As Bishop also noted, a referendum communications committee – comprising teachers, parents, administrators, board of education members and residents – was formed to communicate accurate information about the consolidation plans, and to encourage those who are not registered to vote to do so prior to Sept. 5.

“Based on the committee’s discussion, we’ve developed detailed frequently asked questions, a PowerPoint presentation, and updated the referendum page on the district website,” said school board President James Donahower. “We are making every effort to reach community members via local media, social media (Facebook, Twitter), email and community meetings such as those of taxpayer associations, community organizations and local events throughout the summer and early fall.”

According to Superintendent Peter J. Kopack, the board was asked in 2010 to consider consolidating the two schools to save money. “Enrollment was declining at that time,” Kopack remarked. “It has since stabilized at about 230 students. The board voted to consolidate into one building to enable us to continue to provide an outstanding education for our students and maintain facilities within a fiscally responsible budget.”

If approved, Question 1 of the referendum, for $14.6 million, will fund the addition to the E.J. School in Surf City: eight new classrooms, including a Science, Technology, Engineering, Mathematics (STEM) lab; an art room; student services offices; and a gymnasium for school and community activities.

Question 2 – $3.8 million – will fund “essential renovations to maintain facilities and improve the overall learning environment for students, staff and community members who use the facilities for meetings and activities,” said Bishop.

Question 1 must be approved for the district to move ahead with the items in Question 2.

Bishop pointed out, “If both Questions 1 and 2 are approved, the average annual tax impact of the referendum on a home assessed at $600,000 would be $55 more per year. If just Question 1 is approved, the tax impact would be $43 more per year. This does not take into consideration, however, cost reductions realized through the sale of the Long Beach Island Grade School, debt service aid and annual savings of $350,000 to $450,000 from the consolidation. Those additional savings will reduce the tax impact.

“The LBICSD is eligible for $1.6 million in debt service state aid, which further would reduce the local tax share. The debt service aid only is available, however, if Question 2 is approved.”

The district does not yet have a time frame for the closing of the LBI School in Ship Bottom, but Kopack said the school would remain open through the 2017-2018 school year.

“According to the district,” Bishop explained, “if the referendum is approved, the construction schedule will be developed so it has little or no effect on student instructional time and extracurricular activities. It is likely the construction would begin in 2018, with an approximate move-in date for the addition of December 2019/January 2020.” The district anticipates renovations will be completed during summer 2020.

“We recognize there are strong ties to, and feelings about, the Long Beach Island Grade School,” noted Kopack. “Consolidating the two schools is best for our students and the communities and taxpayers we serve. We understand everyone’s concerns and will work with students, staff, parents and interested community members to highlight and incorporate the long, rich history of the Long Beach Island Grade School into the consolidation.”

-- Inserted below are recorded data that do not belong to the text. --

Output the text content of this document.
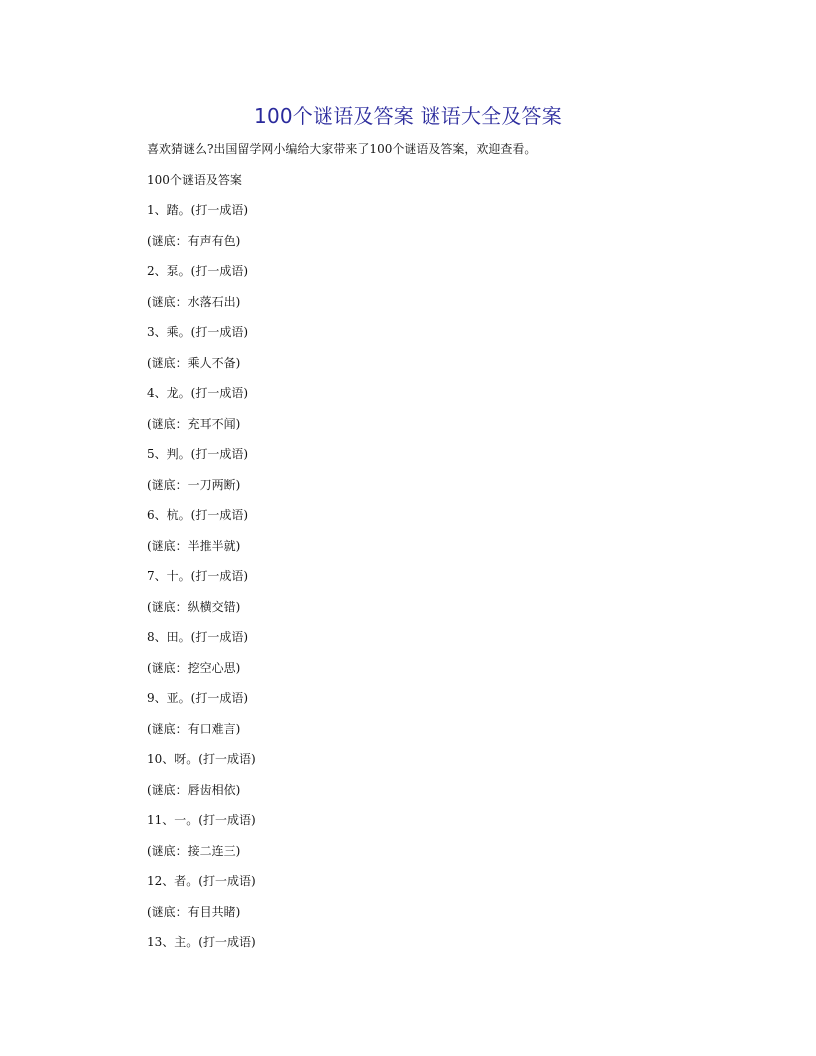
100个谜语及答案 谜语大全及答案
喜欢猜谜么?出国留学网小编给大家带来了100个谜语及答案，欢迎查看。
100个谜语及答案
1、踏。(打一成语)
(谜底：有声有色)
2、泵。(打一成语)
(谜底：水落石出)
3、乘。(打一成语)
(谜底：乘人不备)
4、龙。(打一成语)
(谜底：充耳不闻)
5、判。(打一成语)
(谜底：一刀两断)
6、杭。(打一成语)
(谜底：半推半就)
7、十。(打一成语)
(谜底：纵横交错)
8、田。(打一成语)
(谜底：挖空心思)
9、亚。(打一成语)
(谜底：有口难言)
10、呀。(打一成语)
(谜底：唇齿相依)
11、一。(打一成语)
(谜底：接二连三)
12、者。(打一成语)
(谜底：有目共睹)
13、主。(打一成语)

As Donahower added, “The board of education believes the proposed referendum will enable the district to balance fiscal responsibility to taxpayers with our mission to provide an exceptional and diverse educational experience for the students.”

To participate in the special election on Sept. 26, residents must be registered to vote by Sept. 5. Voter registration forms are available online, at the county clerk’s office or at the main offices of the E.J. and LBI schools.